Communication Leadership Blog
If newspapers go under, the argument goes, blogs and aggregators will lose the source of much of their news. To assess the validity of that assumption, Daily Kos looked at its "front page" posts for the week of April 6 through April 12, and counted up the sources of their linked items. They found that the plurality came from newspapers, 123 items, but that the newspaper content amounted to only 20 percent of the news items that Daily Kos linked to during the week.
Starting today, The Middle East Times is available online only via subscription. The publication, which originally began as a printed weekly based in Cairo, had been publishing its content online for free. The online newspaper expressed regret over the change, but emphasized that a subscription model was necessary. The Times will be publishing more limited content in the next couple of weeks as it reorganizes as a subscription publication.

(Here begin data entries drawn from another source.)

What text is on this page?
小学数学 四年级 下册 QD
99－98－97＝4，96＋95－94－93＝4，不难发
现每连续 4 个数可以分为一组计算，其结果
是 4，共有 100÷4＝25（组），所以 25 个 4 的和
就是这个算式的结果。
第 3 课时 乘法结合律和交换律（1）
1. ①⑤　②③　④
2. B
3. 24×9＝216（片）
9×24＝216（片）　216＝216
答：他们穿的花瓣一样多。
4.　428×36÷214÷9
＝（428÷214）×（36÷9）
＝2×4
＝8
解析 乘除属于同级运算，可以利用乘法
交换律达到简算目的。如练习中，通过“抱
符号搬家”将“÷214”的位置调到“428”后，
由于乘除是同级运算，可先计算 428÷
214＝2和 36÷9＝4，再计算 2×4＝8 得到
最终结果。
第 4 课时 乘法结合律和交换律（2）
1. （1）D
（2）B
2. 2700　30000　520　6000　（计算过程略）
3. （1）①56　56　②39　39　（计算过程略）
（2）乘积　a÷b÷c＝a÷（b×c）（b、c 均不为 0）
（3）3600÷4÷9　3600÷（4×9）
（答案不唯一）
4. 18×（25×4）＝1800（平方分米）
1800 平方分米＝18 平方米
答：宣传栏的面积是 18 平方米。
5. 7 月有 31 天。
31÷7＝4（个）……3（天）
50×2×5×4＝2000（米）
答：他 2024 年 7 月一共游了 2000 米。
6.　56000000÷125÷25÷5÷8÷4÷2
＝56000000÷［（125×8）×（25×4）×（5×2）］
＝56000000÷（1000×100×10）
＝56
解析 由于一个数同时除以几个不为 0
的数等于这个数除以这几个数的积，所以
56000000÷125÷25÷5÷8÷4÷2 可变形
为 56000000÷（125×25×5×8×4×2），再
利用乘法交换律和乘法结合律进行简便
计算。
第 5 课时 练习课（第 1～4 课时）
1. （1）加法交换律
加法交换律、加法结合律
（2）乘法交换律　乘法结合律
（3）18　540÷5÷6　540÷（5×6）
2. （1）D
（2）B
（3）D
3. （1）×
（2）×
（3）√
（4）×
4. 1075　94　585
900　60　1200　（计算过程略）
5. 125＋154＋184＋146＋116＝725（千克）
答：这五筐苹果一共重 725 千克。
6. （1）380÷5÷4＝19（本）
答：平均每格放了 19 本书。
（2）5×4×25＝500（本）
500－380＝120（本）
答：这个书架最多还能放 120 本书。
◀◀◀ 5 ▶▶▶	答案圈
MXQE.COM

The New York Times has launched a new, customizable widget called "My Headlines." Viewers choose from the NYT list of sections and features to create their own list of news that appears alongside the other headlines on the site's homepage. This is the latest in the increasingly customizable world of online news.
Peter Scheer discusses the legal factors involved in instituting pay walls for online content, specifically the concept of "fair use." He argues that the current interpretation of fair use -- which enables people to rewrite the first few paragraphs of a story while maintaining the central ideas, as aggregators often do -- will hurt some new sources more than others. Those that will suffer have news contained in the lead paragraphs, like wire services and major metropolitan dailies. Long-form journalism, such as that practiced by the New Yorker and hyperlocal sites, will fare better under this definition of fair use.
An editorial in the Los Angeles Times makes the case for a federal shield law to protect journalists from prosecution if they are protecting their confidential sources. Though many states have such a law, the federal government does not currently offer such protections for reporters. The House recently passed a shield law, and the Senate has an alternative on the table. The editorial finds some of the Senate measures, particularly the definition of protected journalists as one who engages in journalism, as superior to the House version.
Jack Shafer at Slate says journalists should stop criticizing The Huffington Post for copying and rewriting their original content. Shafer notes that such antics are a long-established tradition in journalism, from Pulitizer's blatant theft of Hearst's copy to Time Magazine's deft rewriting of the newspapers' news. Aggregation and substantial borrowing are simply part of journalism.
Last month, Time Inc launched a new experiment with Mine, a customizable print magazine. Joshua Benton of the Nieman Journalism Lab reviewed his copy today. Though Benton thought the experiment worthwhile, he was confused by the nearly two-year-old content in the magazine, and was slightly uncomfortable with the adaptions of the Lexus advertisements that funded the project.
Even as newspapers around the country close, New York City is getting another daily Spanish-language newspaper, called NY Al Dia. The paper will launch on April 20, and sell for 40 cents at 1,800 locations throughout NYC. The daily is staffed by 13 former employees of Hoy New York, which closed in December. The new newspaper will compete with El Diario/La Prensa, the existing Spanish-language daily in New York.
Clint Reilly worries that media monopolies would endanger the public good that news outlets are supposed to protect. He suggests that, as newspapers consolidate, we impose three methods of oversight over the news media: a council of citizens to monitor the news, incorporating citizens on the newspapers' editorial boards, and a state newspaper regulatory board appointed by the governor. These three mechanisms would serve as a check to ensure that newspapers continue to serve as the public's watchdog.
Just as the Seattle Post-Intelligencer experienced a drop in viewership after the newspaper went online only, a finanical newspaper in Finland has seen a similar trend. According to researchers at City University London, when Taloussanomat switched to an online-only format, it initially saw a small uptick in viewership. Five months later, however, the site found that their unique viewers had dropped by 22 percent. Two British newspapers saw their websites' unique viewers increase by significant margins during that same period. The Finnish newspaper has since gained in viewers, in part due to the global economic crisis.